New working paper through a GCRF TRADE Hub collaboration

Businesses with agricultural supply chains depend on and impact biodiversity, both directly through their activities and indirectly through their supply chains and there is growing momentum to better assess and manage these relationships with nature. However, the business community is facing challenges in measuring their biodiversity performance and keeping track of the rapidly evolving landscape of biodiversity measurement approaches for business, which increases confusion amongst many corporates around their specific applications.

The GCRF TRADE Hub and the EU B@B Platform have come together to support industry, scientists and practitioners to assess the challenges and potential solutions for measuring and disclosing biodiversity impacts and dependencies of companies with agricultural supply chains. This working paper compiles the findings of a corporate needs assessment that consisted of a survey and interviews with companies and a multi-stakeholder workshop.

The overall perception of companies is that measuring biodiversity impacts is complex and raises many questions including: how to measure, where to start, when to combine different approaches and metrics, how to aggregate results, and how results can inform action. The study highlighted six main challenges faced by companies attempting to measure their relationship with biodiversity:

■ Lack of capacity and understanding to implement existing measurement approaches

■ Lack of approaches to measure impacts directly and heavy reliance on proxies

■ Lack of evidence of application

■ Lack of access to biodiversity data by business

■ Few measurement approaches to track targets

■ Difficulty interpreting and aggregating results.

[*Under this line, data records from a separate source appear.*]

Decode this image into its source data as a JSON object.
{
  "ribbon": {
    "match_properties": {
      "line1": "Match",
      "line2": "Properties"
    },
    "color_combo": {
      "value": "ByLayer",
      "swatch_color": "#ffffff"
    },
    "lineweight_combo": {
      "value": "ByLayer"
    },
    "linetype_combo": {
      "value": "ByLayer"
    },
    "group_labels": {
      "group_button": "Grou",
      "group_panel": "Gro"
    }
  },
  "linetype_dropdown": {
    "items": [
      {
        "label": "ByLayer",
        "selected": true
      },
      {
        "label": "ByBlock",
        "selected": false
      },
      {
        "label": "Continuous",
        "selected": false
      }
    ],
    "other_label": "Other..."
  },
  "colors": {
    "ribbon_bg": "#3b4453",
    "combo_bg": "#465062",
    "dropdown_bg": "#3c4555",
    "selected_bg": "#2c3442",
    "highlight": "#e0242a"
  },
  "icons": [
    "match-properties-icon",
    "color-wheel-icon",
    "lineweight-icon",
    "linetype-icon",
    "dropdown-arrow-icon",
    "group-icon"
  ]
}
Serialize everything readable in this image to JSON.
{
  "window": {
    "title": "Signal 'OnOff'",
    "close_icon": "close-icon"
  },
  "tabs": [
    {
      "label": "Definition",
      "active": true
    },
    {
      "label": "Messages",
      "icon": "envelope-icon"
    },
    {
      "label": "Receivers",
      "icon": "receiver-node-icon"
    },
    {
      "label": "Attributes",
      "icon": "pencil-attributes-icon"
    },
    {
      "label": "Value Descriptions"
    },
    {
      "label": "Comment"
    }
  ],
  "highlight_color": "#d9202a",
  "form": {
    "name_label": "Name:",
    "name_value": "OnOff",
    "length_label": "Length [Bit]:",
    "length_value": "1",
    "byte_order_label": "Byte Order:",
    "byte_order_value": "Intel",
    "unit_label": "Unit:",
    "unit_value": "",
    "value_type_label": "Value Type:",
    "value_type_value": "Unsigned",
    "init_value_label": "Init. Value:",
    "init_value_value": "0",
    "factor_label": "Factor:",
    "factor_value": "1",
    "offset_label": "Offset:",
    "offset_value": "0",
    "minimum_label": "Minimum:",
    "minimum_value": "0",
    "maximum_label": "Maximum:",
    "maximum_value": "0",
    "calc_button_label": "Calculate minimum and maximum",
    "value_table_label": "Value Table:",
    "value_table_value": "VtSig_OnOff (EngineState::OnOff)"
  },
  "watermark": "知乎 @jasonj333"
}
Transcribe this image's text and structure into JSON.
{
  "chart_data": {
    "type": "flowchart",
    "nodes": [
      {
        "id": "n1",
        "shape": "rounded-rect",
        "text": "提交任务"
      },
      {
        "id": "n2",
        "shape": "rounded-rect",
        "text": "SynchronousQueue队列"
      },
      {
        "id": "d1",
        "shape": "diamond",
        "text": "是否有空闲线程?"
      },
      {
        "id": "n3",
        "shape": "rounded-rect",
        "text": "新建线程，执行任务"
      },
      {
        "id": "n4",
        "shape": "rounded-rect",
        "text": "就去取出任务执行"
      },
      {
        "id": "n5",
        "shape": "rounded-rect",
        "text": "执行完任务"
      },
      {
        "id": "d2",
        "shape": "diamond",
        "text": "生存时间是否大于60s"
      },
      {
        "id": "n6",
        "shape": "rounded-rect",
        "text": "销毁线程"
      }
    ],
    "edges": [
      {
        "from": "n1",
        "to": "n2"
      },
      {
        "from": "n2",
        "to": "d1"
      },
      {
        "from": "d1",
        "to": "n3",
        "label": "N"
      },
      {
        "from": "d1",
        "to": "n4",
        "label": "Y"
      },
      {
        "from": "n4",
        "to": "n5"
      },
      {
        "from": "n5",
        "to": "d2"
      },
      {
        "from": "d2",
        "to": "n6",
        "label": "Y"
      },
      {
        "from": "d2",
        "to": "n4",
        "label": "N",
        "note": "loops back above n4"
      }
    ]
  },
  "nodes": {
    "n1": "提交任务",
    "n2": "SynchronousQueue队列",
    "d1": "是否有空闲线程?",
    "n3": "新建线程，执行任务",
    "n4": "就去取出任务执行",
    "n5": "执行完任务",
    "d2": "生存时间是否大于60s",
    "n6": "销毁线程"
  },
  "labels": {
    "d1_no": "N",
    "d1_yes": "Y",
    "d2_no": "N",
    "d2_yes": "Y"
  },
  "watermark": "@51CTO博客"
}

This review and consultation identified an initial set of solutions that could make progress in applying biodiversity measurement along agricultural supply chains:

(1) alignment across existing approaches and (2) guidance on how to navigate through those approaches were identified as the most pressing solutions followed by (3) training on how to use the different methods and (4) improved data availability. This working paper further discusses how alignment in terms of input data, presentation of outputs and how they could inform action could help the uptake of biodiversity indicators, metrics and tools by companies with agricultural supply chains. Finally, by providing the outputs of consultations, this working paper lays the foundation for the development of guidance that could offer a relatively ‘quick win’ to improve corporate measurement of biodiversity.